Concluiu-se também que não há divisões estanques entre as várias etapas, havendo mesmo uma acção dialéctica entre as mesmas.
Sobre a questão mais polémica desta actividade, ou seja, sobre podermos ou não admitir que existem paradigmas mistos e, mesmo nunca esquecendo que metodologias e paradigmas são conceitos distintos, continuo a achar que, se um paradigma é «uma dimensão transversal a toda a investigação» e está «implícito na formulação da problemática, dos objectivos, do estudo empírico e da análise de dados e também nas conclusões» (Professora Luísa Aires, intervenção no fórum, a 12 de Abril de 2008, pelas 19 h e 12 m) e se «paradigmas diferentes (…) não poderão afirmar-se em exclusividade» apesar de se fazer «uma análise em separado» (Maria Ivone Gaspar, Alda Pereira, António Teixeira e Isolina Oliveira, Paradigmas no Ensino e na Aprendizagem, 2008, 28), então, o paradigma sócio-crítico, por exemplo, pode ser considerado um paradigma misto.

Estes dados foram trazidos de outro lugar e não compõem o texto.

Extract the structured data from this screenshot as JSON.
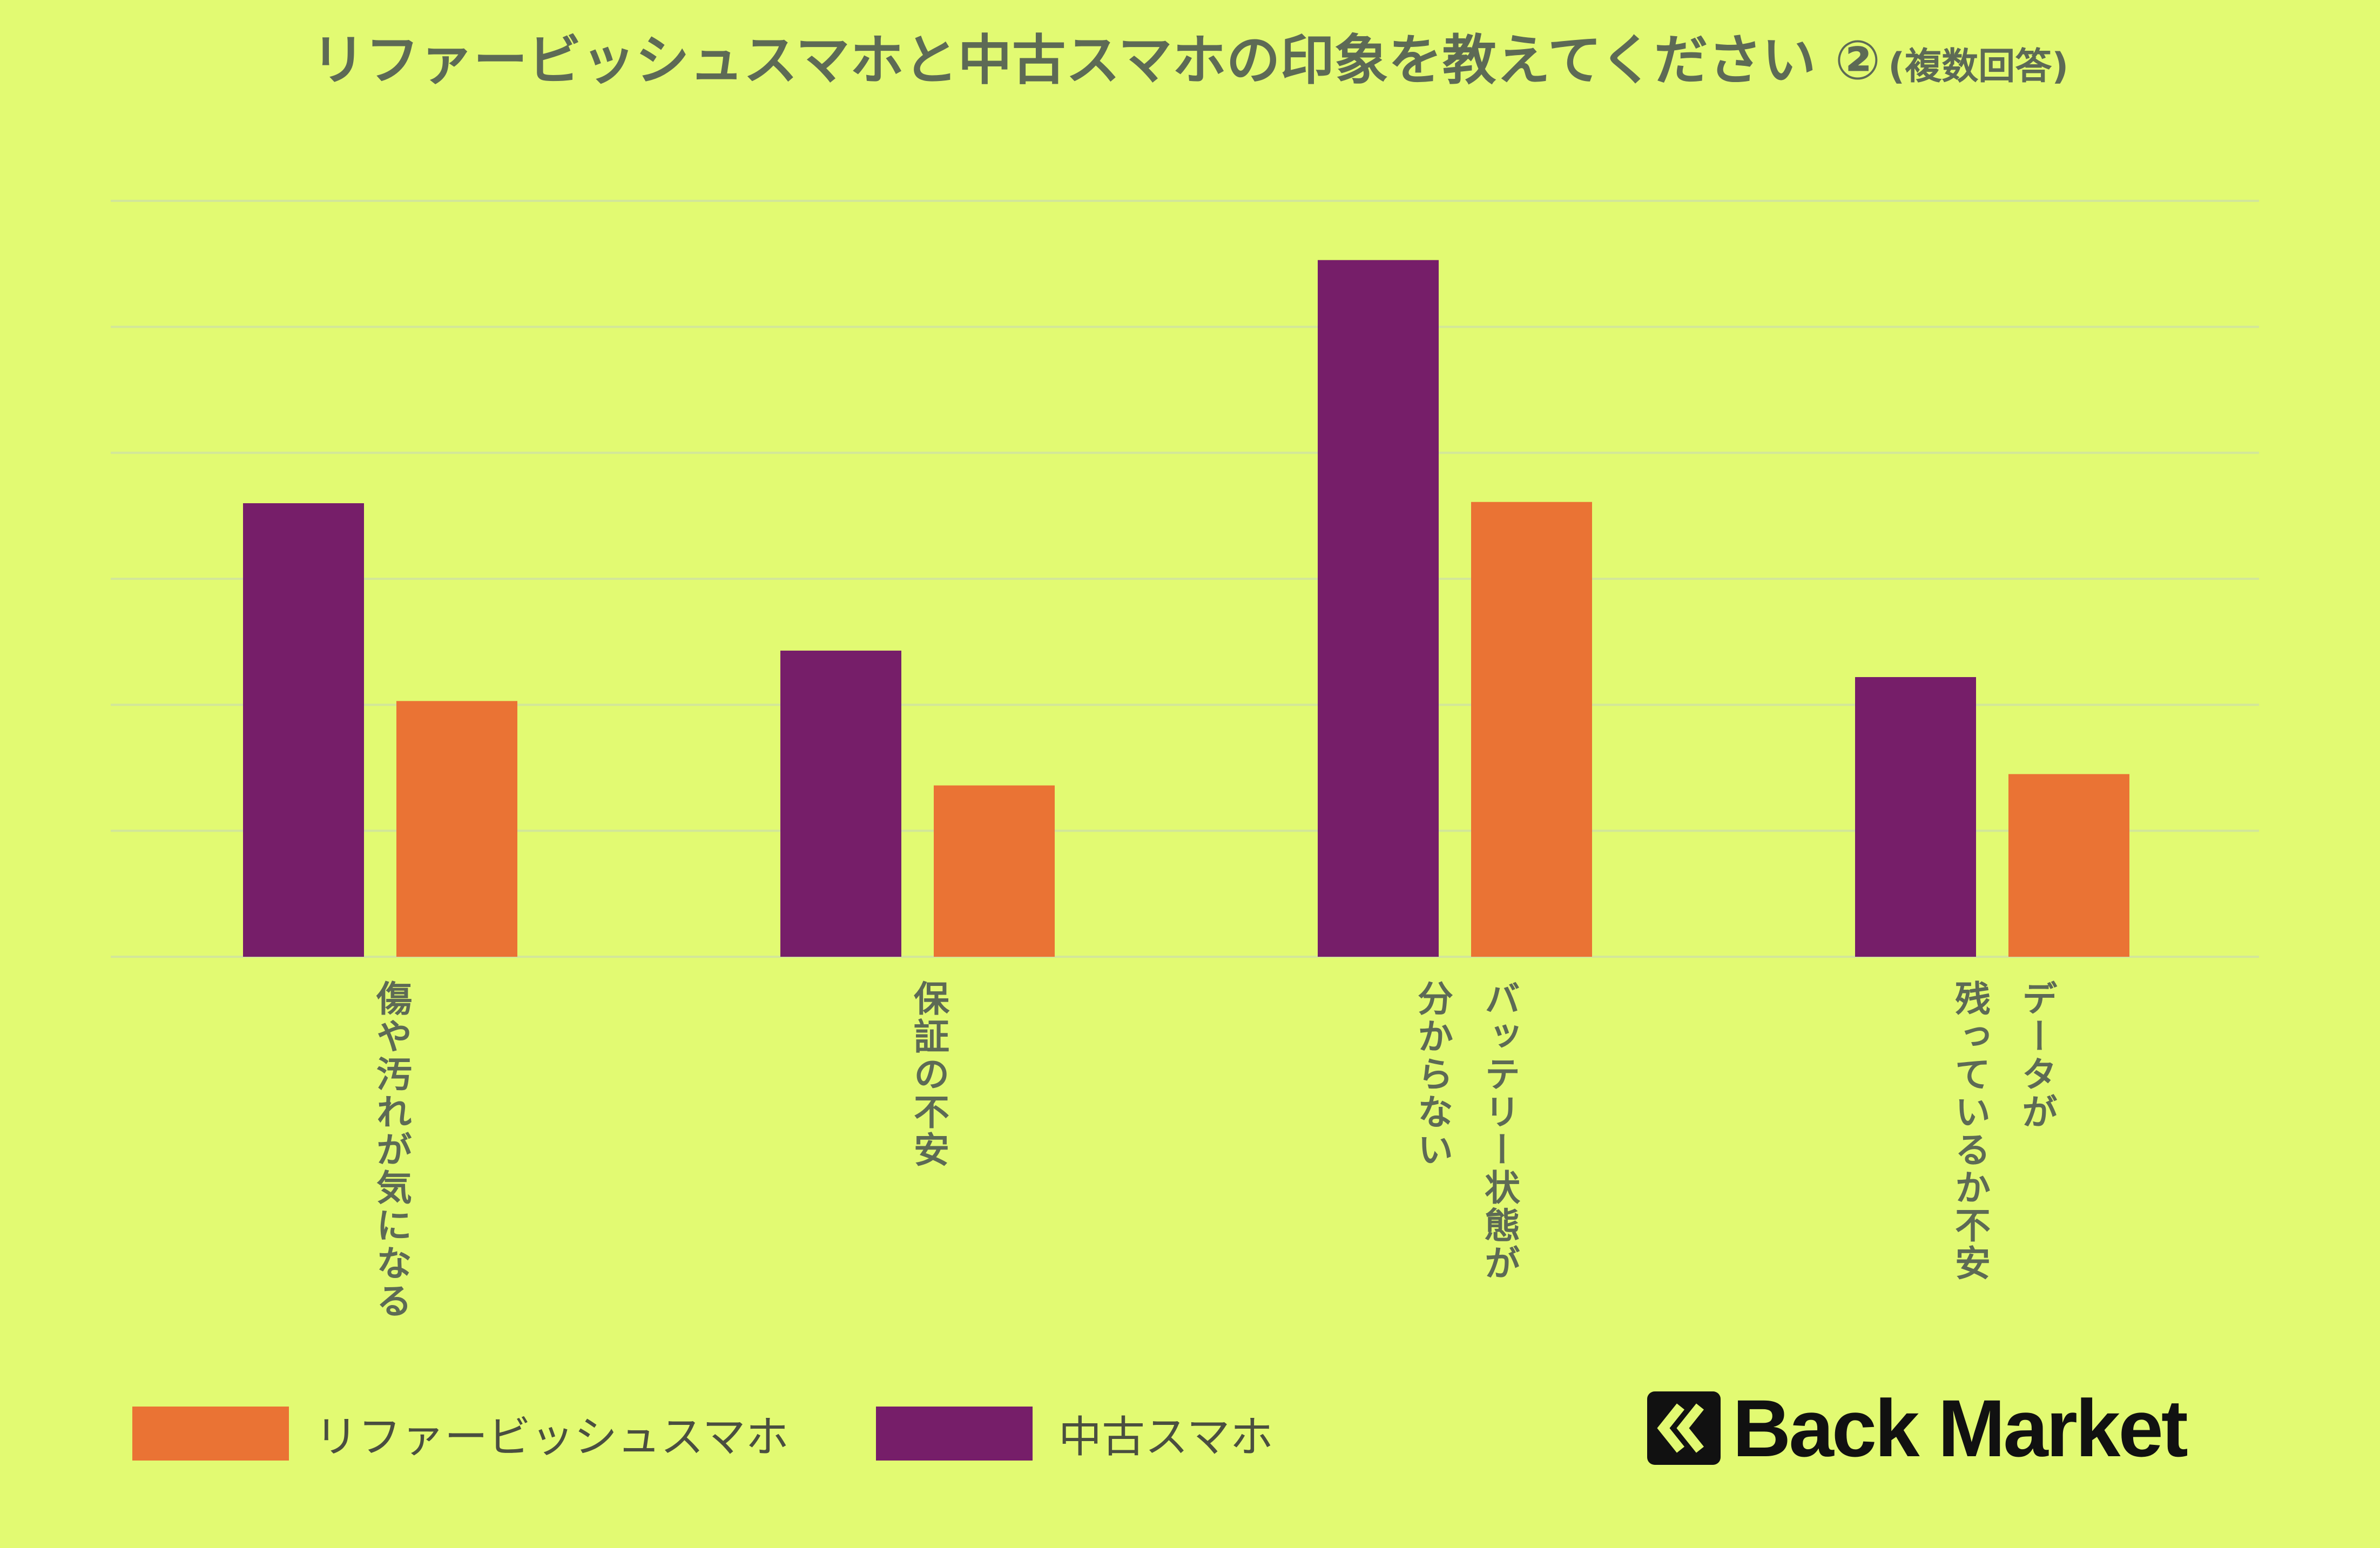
{
  "chart_data": {
    "type": "bar",
    "title": "リファービッシュスマホと中古スマホの印象を教えてください ②",
    "subtitle": "(複数回答)",
    "categories": [
      "傷や汚れが気になる",
      "保証の不安",
      "バッテリー状態が\n分からない",
      "データが\n残っているか不安"
    ],
    "series": [
      {
        "name": "中古スマホ",
        "color": "#761e69",
        "values": [
          36,
          24.3,
          55.3,
          22.2
        ]
      },
      {
        "name": "リファービッシュスマホ",
        "color": "#ea7334",
        "values": [
          20.3,
          13.6,
          36.1,
          14.5
        ]
      }
    ],
    "ylim": [
      0,
      60
    ],
    "yticks": [
      0,
      10,
      20,
      30,
      40,
      50,
      60
    ],
    "grid": true,
    "legend": {
      "position": "bottom-left",
      "order": [
        "リファービッシュスマホ",
        "中古スマホ"
      ]
    }
  },
  "brand": {
    "name": "Back Market"
  }
}
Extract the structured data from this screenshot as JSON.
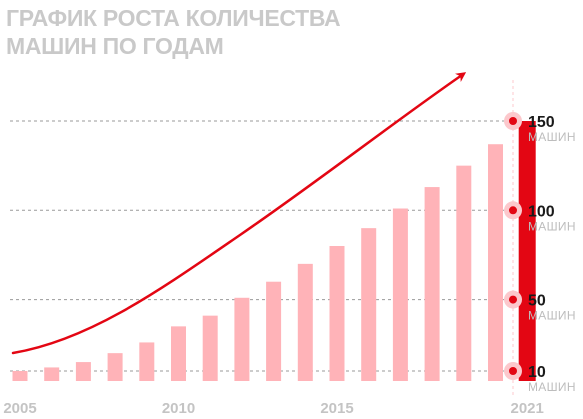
{
  "chart_data": {
    "type": "bar",
    "title_lines": [
      "ГРАФИК РОСТА КОЛИЧЕСТВА",
      "МАШИН ПО ГОДАМ"
    ],
    "x": [
      2005,
      2006,
      2007,
      2008,
      2009,
      2010,
      2011,
      2012,
      2013,
      2014,
      2015,
      2016,
      2017,
      2018,
      2019,
      2020,
      2021
    ],
    "values": [
      10,
      12,
      15,
      20,
      26,
      35,
      41,
      51,
      60,
      70,
      80,
      90,
      101,
      113,
      125,
      137,
      150
    ],
    "highlight_index": 16,
    "x_tick_labels": [
      {
        "x": 2005,
        "label": "2005"
      },
      {
        "x": 2010,
        "label": "2010"
      },
      {
        "x": 2015,
        "label": "2015"
      },
      {
        "x": 2021,
        "label": "2021"
      }
    ],
    "y_ticks": [
      {
        "value": 10,
        "label": "10",
        "unit": "МАШИН"
      },
      {
        "value": 50,
        "label": "50",
        "unit": "МАШИН"
      },
      {
        "value": 100,
        "label": "100",
        "unit": "МАШИН"
      },
      {
        "value": 150,
        "label": "150",
        "unit": "МАШИН"
      }
    ],
    "trend_arrow": true,
    "grid": "horizontal-dashed",
    "colors": {
      "bar": "#ffb3b8",
      "bar_highlight": "#e30613",
      "arrow": "#e30613",
      "grid": "#9a9a9a",
      "marker_outer": "#fcc8cc",
      "marker_inner": "#e30613",
      "title": "#c9c9c9"
    }
  }
}
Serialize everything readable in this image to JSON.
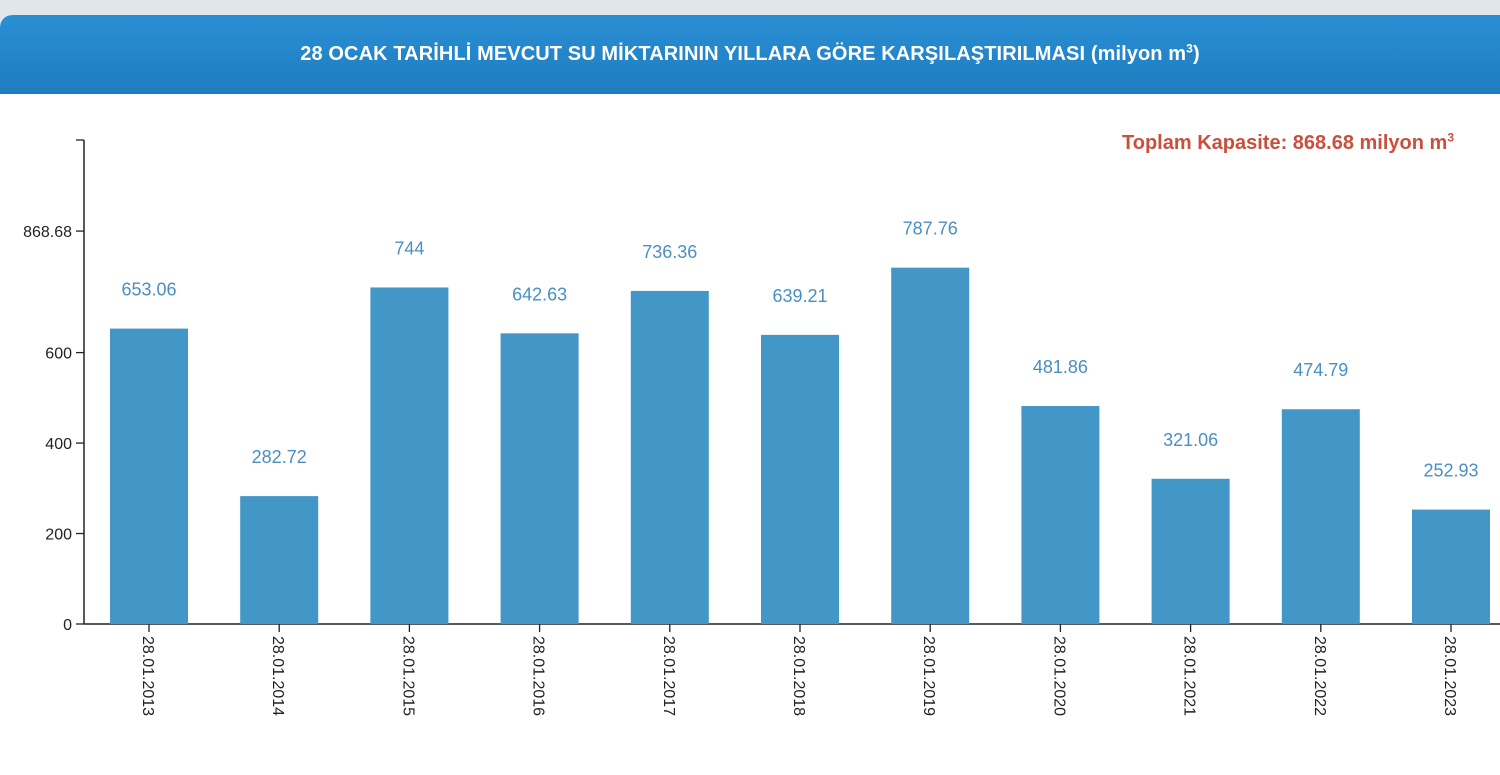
{
  "header": {
    "title": "28 OCAK TARİHLİ MEVCUT SU MİKTARININ YILLARA GÖRE KARŞILAŞTIRILMASI",
    "unit_prefix": "(milyon m",
    "unit_sup": "3",
    "unit_suffix": ")"
  },
  "capacity": {
    "label": "Toplam Kapasite: 868.68 milyon m",
    "sup": "3"
  },
  "chart_data": {
    "type": "bar",
    "categories": [
      "28.01.2013",
      "28.01.2014",
      "28.01.2015",
      "28.01.2016",
      "28.01.2017",
      "28.01.2018",
      "28.01.2019",
      "28.01.2020",
      "28.01.2021",
      "28.01.2022",
      "28.01.2023"
    ],
    "values": [
      653.06,
      282.72,
      744,
      642.63,
      736.36,
      639.21,
      787.76,
      481.86,
      321.06,
      474.79,
      252.93
    ],
    "value_labels": [
      "653.06",
      "282.72",
      "744",
      "642.63",
      "736.36",
      "639.21",
      "787.76",
      "481.86",
      "321.06",
      "474.79",
      "252.93"
    ],
    "yticks": [
      0,
      200,
      400,
      600,
      868.68
    ],
    "ytick_labels": [
      "0",
      "200",
      "400",
      "600",
      "868.68"
    ],
    "ylim": [
      0,
      1070
    ],
    "bar_color": "#4397c6",
    "label_color": "#4b8fc2",
    "grid": false
  },
  "colors": {
    "header_bg": "#2384c9",
    "capacity_text": "#c9503d"
  }
}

Acrescento apenas a este relatório crítico que considero o paradigma qualitativo o mais adequado à investigação educacional, pois permite usar metodologias interpretativas, etnográficas, construtivistas, interaccionistas, observacionais-participativas e estudos de caso, assim como, evidentemente, as quantitativas, porque, como alguém afirmou «o papel dos dados de pesquisa e das análises estatísticas poderia ser comparado ao dos candeeiros de rua: proporcionar um suporte ao caminhante cansado, mas não necessariamente dar luz» (Égide Royer, 2007, 9, in Violência na Escola, um desafio mundial. Lisboa: Instituto Piaget).